By C.M. Paul.

Birmingham (UK) – A Mother Teresa scholar in Birmingham, UK, has taken on writer Kitty Wenham – a London-based activist who was raised Catholic – who made claims in a feminist site that ‘Mother Teresa was a hypocrite with no real interest in helping people – and a symbol of white supremacy to boot.’

A post on the Babe website, (25 November 2016), which has a huge audience of millennial women, claimed that St Teresa of Calcutta – who was declared a saint on 4th September this year – is as morally bankrupt as medieval crusaders, and did willful violence to the people she cared for.

Wenham further accuses Mother Teresa of ‘being a hypocrite because she accepted high-quality healthcare when she was dying.’

One of the most authoritative Mother Teresa scholar and author Prof. Gezim Alpion of Birmingham University expressed his dismay when Matters India asked for a reaction.

“Mother Teresa, a white supremacist! And I thought I had heard every vitriolic remark against this woman!,” said the Mother Teresa country man.

Dr Alpion explains: “How could have Mother Teresa been a white supremacist when her stuck-up Irish Loreto nuns found it impossible to consider her as European ‘enough’ thanks to their ignorance and bigotry, from 1929 until 1948, when she finally broke free? Would a white supremacist highlight poverty in the West as much as in other parts of the world as Mother Teresa did with such candour and consistency from the moment the Vatican allowed her to open homes outside India in 1967?”

He further argues: “Had Mother Teresa been a white supremacists, the Indian women, especially the rich and famous, who worked with and loved her for 69 years, would have cut her down to size.”

Dr Alpion who has interacted with several key Mother Teresa contemporaries in India asserts: “Over the years I have had the opportunity to meet a number of Indian women in India and in several countries who were close to Mother Teresa. None of them has ever alluded that she displayed any sign of being a white supremacist.”

Dr Alpion recalls with fresh memory his conversations with people connected with Mother Teresa saying:“More recently, I had a lengthy discussion on Mother Teresa on 2 September in Rome with the renowned Indian singer Usha Uthup, an eclectic believer. This artist remarked that, at no point in her many years of friendship and collaboration with Mother Teresa, did the Albanian-born nun ever mention the name of Jesus. This is how tactful this nun, who was exceptionally devoted to Christ, was when dealing with people who followed faiths other than Christianity.”

He laments, “It’s a pity that feminist criticism of Mother Teresa was biased from the start. That this bias is partially linked to the sweeping statements against her by one of the leading figures of Second Wave Feminism, makes this even more of a sad story. Germaine Greer should have known better when she called Mother Teresa a ‘religious imperialist’.”
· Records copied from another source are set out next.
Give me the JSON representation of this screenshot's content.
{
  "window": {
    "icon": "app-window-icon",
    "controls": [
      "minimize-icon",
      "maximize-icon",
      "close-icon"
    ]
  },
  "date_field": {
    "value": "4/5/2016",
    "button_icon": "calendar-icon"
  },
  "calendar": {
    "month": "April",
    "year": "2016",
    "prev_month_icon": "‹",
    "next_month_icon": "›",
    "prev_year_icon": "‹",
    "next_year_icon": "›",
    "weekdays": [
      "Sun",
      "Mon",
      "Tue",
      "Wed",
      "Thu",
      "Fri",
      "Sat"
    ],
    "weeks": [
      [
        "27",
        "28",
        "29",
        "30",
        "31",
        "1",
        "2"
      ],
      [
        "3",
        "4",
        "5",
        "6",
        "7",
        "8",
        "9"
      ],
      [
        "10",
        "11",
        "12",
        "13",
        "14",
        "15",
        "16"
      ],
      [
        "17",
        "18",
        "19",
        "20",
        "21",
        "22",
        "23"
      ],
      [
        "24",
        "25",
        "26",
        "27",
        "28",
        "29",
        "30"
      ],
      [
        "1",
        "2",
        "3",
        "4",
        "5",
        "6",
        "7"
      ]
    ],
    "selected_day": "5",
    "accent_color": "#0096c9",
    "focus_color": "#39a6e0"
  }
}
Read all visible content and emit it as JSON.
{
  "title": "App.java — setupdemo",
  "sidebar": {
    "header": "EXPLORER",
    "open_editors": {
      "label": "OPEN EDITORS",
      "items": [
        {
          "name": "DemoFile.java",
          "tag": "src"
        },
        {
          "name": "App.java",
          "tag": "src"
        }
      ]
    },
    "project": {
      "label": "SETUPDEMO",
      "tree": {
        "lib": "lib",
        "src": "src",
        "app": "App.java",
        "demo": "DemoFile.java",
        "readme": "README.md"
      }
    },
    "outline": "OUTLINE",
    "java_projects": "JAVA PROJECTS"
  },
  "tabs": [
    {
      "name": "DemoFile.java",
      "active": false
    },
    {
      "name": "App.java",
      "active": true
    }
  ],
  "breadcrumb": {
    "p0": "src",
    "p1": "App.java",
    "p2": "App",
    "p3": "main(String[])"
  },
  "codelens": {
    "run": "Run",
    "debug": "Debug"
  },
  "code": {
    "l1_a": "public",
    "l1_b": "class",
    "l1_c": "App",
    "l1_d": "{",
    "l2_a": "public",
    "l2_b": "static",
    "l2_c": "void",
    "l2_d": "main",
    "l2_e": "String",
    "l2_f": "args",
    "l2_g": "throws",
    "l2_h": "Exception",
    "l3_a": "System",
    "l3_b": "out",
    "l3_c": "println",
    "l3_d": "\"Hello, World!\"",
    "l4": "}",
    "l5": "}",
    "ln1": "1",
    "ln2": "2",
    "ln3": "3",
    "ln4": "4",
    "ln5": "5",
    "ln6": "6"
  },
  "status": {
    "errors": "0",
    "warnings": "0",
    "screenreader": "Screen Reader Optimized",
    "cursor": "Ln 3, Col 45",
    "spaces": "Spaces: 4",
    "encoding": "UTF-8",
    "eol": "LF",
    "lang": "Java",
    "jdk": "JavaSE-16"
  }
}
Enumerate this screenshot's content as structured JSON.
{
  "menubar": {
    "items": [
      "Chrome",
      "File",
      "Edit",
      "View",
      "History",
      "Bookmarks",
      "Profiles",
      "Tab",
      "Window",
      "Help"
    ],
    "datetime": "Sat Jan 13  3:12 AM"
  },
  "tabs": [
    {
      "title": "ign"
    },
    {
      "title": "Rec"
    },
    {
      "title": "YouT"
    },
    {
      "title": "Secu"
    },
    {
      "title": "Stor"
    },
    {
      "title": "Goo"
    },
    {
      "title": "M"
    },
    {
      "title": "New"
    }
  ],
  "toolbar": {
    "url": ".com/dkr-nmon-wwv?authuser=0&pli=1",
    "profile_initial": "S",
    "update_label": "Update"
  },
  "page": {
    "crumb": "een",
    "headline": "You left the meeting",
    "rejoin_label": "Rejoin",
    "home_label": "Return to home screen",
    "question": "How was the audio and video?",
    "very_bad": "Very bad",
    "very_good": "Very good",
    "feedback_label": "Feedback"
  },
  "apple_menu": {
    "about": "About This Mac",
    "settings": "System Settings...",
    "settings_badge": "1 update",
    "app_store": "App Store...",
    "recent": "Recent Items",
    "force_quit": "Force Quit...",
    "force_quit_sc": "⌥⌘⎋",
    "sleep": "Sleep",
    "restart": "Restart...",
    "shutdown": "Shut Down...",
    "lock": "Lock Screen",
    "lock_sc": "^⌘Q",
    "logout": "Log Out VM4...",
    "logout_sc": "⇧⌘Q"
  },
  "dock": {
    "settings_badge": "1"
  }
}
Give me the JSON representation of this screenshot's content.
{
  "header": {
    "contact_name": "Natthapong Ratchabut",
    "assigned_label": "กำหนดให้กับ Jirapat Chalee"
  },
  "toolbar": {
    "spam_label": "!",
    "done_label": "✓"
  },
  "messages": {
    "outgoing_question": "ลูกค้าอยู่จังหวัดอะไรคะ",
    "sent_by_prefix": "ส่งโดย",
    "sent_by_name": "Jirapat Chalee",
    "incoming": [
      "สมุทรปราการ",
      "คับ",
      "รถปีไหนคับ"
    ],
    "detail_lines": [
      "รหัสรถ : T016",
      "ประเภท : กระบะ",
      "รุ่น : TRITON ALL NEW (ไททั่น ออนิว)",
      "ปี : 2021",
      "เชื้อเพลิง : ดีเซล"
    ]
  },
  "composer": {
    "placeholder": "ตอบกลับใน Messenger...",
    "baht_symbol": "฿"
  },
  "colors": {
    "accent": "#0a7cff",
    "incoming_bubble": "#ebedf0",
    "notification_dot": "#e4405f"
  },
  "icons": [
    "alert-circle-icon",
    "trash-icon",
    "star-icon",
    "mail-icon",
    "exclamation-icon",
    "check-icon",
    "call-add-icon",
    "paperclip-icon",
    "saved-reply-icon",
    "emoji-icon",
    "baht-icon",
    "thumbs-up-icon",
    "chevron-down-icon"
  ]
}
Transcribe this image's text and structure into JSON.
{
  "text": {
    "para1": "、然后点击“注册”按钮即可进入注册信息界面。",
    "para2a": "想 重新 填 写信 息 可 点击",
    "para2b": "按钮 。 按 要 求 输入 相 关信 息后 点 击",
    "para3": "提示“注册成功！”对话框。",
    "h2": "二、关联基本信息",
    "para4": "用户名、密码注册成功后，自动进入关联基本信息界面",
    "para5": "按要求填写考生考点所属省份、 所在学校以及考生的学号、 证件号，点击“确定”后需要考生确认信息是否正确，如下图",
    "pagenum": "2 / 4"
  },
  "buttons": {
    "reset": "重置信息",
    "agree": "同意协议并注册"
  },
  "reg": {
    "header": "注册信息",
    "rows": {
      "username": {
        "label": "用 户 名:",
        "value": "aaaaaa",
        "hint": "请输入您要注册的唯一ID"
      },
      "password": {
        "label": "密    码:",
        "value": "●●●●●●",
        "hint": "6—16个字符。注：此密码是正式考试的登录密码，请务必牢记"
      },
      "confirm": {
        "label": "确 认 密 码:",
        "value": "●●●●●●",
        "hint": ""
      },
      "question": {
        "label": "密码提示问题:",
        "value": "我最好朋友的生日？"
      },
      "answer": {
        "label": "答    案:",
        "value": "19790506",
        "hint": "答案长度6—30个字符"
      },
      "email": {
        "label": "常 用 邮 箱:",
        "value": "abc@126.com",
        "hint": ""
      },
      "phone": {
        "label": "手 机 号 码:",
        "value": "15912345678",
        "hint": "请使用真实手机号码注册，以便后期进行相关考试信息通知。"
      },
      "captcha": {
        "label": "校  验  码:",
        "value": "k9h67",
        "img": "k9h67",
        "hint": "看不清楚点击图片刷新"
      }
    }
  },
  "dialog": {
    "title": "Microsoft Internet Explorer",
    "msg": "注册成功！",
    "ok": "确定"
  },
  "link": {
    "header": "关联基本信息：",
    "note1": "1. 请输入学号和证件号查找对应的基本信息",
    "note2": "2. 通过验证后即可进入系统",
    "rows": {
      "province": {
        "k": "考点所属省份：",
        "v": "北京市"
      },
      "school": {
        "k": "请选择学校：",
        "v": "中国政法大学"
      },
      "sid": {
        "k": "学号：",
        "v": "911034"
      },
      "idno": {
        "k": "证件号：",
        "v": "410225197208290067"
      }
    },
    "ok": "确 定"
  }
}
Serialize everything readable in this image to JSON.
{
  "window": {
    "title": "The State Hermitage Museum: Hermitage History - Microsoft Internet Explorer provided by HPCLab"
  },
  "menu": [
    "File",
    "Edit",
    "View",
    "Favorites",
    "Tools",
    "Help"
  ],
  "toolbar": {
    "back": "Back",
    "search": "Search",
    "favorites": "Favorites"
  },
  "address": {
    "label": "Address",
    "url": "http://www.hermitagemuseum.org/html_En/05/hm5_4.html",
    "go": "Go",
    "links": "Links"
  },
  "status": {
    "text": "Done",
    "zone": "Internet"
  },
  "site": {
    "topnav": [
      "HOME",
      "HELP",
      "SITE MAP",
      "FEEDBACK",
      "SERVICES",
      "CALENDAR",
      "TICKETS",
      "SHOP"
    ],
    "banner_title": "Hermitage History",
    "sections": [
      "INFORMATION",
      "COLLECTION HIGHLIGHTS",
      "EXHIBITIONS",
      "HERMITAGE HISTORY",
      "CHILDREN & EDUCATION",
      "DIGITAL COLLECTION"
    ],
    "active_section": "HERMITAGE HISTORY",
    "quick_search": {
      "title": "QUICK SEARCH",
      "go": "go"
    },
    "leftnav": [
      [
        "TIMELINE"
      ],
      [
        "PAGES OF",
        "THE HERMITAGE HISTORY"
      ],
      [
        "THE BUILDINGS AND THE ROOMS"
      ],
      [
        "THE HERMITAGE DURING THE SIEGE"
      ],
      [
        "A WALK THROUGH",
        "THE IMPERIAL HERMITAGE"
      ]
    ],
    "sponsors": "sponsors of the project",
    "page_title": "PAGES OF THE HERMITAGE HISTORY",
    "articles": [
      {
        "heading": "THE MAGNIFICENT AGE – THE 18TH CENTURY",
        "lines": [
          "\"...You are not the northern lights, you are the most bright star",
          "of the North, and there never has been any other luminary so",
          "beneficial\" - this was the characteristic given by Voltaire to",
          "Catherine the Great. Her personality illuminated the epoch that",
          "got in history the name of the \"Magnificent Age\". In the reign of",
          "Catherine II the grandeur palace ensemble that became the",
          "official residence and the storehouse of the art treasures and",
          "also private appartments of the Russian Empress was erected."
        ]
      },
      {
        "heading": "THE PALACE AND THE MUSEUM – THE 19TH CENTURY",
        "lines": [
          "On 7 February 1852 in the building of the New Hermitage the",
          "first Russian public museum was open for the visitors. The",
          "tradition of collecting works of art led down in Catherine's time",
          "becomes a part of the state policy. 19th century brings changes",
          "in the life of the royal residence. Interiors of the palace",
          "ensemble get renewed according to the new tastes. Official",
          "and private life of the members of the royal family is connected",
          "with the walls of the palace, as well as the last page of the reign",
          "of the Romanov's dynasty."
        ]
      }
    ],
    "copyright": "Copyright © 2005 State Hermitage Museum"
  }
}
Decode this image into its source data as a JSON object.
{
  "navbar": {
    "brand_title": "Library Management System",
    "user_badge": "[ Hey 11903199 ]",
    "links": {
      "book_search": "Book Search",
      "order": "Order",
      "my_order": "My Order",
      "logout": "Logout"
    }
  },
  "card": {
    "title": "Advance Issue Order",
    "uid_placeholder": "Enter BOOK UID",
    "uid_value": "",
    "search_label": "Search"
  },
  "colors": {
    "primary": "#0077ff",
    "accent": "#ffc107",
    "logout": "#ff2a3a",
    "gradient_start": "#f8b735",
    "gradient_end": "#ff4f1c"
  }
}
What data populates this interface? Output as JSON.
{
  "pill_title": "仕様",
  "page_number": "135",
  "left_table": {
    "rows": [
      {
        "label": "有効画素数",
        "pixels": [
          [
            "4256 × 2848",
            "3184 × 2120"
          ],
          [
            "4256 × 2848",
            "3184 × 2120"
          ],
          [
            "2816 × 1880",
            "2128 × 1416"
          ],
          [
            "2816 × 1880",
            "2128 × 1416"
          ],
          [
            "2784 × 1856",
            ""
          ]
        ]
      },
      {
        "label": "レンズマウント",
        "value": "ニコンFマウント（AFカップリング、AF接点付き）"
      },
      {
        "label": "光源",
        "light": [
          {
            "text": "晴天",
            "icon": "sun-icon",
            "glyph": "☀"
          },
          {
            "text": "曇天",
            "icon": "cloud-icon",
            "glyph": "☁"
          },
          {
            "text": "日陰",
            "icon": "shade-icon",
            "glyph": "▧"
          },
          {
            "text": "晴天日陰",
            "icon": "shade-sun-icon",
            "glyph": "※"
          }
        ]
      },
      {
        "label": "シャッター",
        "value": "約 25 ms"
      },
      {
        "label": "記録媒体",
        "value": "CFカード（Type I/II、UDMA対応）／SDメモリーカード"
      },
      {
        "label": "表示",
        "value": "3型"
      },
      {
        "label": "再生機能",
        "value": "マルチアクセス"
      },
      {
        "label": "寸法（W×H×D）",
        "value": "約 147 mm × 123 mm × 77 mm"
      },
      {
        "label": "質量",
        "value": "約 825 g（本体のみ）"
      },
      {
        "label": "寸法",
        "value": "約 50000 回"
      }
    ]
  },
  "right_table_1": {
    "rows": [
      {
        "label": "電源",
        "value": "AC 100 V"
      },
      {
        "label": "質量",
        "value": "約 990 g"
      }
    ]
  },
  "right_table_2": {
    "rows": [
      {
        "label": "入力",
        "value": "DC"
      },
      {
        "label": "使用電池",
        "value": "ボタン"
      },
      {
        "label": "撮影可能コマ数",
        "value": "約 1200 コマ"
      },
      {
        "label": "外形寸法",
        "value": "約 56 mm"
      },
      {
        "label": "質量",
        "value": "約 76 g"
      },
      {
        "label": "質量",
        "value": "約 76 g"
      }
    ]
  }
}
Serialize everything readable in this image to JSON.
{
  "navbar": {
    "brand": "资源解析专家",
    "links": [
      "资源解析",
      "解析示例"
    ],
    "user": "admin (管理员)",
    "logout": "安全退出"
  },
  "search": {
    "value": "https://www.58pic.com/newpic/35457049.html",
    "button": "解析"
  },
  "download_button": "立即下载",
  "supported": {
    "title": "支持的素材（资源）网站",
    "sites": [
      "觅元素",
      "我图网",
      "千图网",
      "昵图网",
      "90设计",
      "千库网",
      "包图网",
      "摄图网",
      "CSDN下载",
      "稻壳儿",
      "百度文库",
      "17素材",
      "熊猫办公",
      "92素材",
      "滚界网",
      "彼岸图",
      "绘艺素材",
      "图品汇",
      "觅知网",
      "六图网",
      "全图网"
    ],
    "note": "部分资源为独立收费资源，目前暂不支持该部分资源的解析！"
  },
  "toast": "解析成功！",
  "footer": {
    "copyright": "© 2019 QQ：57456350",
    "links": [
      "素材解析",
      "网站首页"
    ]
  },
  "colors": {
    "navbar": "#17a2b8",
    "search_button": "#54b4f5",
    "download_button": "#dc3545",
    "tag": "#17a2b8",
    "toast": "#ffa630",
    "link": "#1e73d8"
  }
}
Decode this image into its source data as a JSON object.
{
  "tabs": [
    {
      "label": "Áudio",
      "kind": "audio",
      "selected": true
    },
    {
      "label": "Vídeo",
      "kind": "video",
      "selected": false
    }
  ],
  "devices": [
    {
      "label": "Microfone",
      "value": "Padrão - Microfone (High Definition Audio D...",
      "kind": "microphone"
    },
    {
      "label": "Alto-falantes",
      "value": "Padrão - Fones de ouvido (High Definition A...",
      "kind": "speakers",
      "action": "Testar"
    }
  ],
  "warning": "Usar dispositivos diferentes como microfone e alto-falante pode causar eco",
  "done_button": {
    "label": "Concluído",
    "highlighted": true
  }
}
As an enlightened academic Dr Alpion does not hesitate to admonish Mother Teresa critics saying, “In spite of some of Mother Teresa’s controversial views on women, a number of which I have taken issue with in my studies, I still believe that she is someone whose life and work feminists should look more carefully into. The Holy See always was and remains a patriarchal institution. And yet, Mother Teresa was a powerful voice to the end in this bastion of patriarchy.”

As for the accusation that she was treated in expensive hospitals, Alpion adds bemused: “Her critics apparently still don’t realise that she was one of the world’s most celebrated people.”

As a final salvo Dr Alpion, himself ‘a spiritual-rationalist’  who does not fit any particular religious labels says: ”My answer to those who accuse her of being in the company of the rich rather often, is: how can one help out the poor if one does not have the support of the rich? Or did they expect Mother Teresa to perform miracles? Well, irrespective of what the Church says, Mother Teresa is on record of saying that she never had any vision. Her devotion to the poor of all races, colours, religions, ethnicity is miraculous itself, and, in my view, the only miraculous deed she ever performed.”